A people-centric approach is recommended
“Effective security awareness training must focus on the issues and behaviors that matter most to an organization’s mission,” said Joe Ferrara, senior vice president and general manager of Security Awareness Training for Proofpoint.
“We recommend taking a people-centric approach to cybersecurity by blending organization-wide awareness training initiatives with targeted, threat-driven education. The goal is to empower users to recognize and report attacks.”
End-user email reporting, a critical metric for gauging positive employee behavior, is also examined within this year’s report. The volume of reported messages jumped significantly year over year, with end users reporting more than nine million suspicious emails in 2019, an increase of 67 percent over 2018.
The increase is a positive sign for infosec teams, as there’s a trend toward more targeted, personalized attacks over bulk campaigns.

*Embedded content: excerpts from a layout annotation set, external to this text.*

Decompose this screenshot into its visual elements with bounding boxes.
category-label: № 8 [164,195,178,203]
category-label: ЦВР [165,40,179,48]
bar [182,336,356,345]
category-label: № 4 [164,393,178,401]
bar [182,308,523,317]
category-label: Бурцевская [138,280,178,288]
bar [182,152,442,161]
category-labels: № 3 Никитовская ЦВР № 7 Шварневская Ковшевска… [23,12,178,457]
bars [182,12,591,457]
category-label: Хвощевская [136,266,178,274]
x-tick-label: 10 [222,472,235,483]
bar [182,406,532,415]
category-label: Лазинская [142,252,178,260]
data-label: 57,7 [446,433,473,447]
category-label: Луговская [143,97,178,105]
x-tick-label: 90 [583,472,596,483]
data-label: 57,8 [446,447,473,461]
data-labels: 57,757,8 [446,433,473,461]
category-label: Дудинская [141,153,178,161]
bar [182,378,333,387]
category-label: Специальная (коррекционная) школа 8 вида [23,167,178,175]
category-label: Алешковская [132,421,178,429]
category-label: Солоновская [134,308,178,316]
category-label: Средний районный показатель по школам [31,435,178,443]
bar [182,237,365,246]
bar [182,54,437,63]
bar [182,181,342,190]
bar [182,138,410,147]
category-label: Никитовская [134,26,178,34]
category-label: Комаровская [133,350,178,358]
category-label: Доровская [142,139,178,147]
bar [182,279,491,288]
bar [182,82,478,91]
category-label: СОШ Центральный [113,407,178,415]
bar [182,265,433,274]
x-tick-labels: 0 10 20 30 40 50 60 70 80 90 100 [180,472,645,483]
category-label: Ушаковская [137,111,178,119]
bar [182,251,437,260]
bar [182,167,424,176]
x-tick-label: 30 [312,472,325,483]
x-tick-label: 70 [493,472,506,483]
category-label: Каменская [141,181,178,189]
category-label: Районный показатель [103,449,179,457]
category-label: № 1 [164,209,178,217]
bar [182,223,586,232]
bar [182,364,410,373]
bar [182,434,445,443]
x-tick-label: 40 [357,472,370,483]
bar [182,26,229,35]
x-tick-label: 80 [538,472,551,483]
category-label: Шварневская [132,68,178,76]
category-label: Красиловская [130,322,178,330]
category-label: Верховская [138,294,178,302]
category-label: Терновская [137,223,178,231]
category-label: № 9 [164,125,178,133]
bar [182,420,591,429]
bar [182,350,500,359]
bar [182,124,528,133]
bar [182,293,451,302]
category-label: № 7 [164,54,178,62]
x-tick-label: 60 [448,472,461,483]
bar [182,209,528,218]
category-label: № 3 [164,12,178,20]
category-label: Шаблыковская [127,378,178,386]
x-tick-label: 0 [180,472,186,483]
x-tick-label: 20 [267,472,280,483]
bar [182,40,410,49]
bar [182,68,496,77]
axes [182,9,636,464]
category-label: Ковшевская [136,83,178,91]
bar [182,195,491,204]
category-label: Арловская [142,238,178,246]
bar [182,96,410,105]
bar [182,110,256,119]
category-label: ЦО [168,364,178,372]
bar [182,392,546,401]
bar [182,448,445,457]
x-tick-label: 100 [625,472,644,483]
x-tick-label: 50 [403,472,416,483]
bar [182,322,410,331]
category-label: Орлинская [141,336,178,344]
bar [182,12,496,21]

Users need to be increasingly vigilant in order to identify sophisticated phishing lures, and reporting mechanisms allow employees to alert infosec teams to potentially dangerous messages that evade perimeter defenses.
Phishing attacks in 2019: Key takeaways
More than half (55 percent) of surveyed organizations dealt with at least one successful phishing attack in 2019, and infosecurity professionals reported a high frequency of social engineering attempts across a range of methods.
88 percent of organizations worldwide reported spear-phishing attacks in 2019, 86 percent reported BEC attacks, 86 percent reported social media attacks, 84 percent reported SMS/text phishing (smishing), 83 percent reported voice phishing (vishing), and 81 percent reported malicious USB drops.
Sixty-five percent of surveyed infosec professionals said their organization experienced a ransomware infection in 2019; 33 percent opted to pay the ransom while 32 percent did not. Of those who negotiated with attackers, nine percent were hit with follow-up ransom demands, and 22 percent never got access to their data, even after paying a ransom.
Organizations are benefitting from consequence models. Globally, 63 percent of organizations take corrective action with users who repeatedly make mistakes related to phishing attacks. Most infosec respondents said that employee awareness improved following the implementation of a consequence model.
Many working adults fail to follow cybersecurity best practices. Forty-five percent admit to password reuse, more than 50 percent do not password-protect home networks, and 90 percent said they use employer-issued devices for personal activities. In addition, 32 percent of working adults were unfamiliar with VPN services.
Recognition of common cybersecurity terms is lacking among many users. In the global survey, working adults were asked to identify the definitions of the following cybersecurity terms: phishing (61 percent correct), ransomware (31 percent correct), smishing (30 percent correct), and vishing (25 percent correct).
These findings spotlight a knowledge gap among some users and a potential language barrier for security teams attempting to educate employees about these threats. It’s critical for organizations to communicate effectively with users and empower them to be a strong last line of defense.
Millennials continue to underperform other age groups in fundamental phishing and ransomware awareness, a caution that organizations should not assume younger workers have an innate understanding of cybersecurity threats. Millennials had the best recognition of only one term: smishing.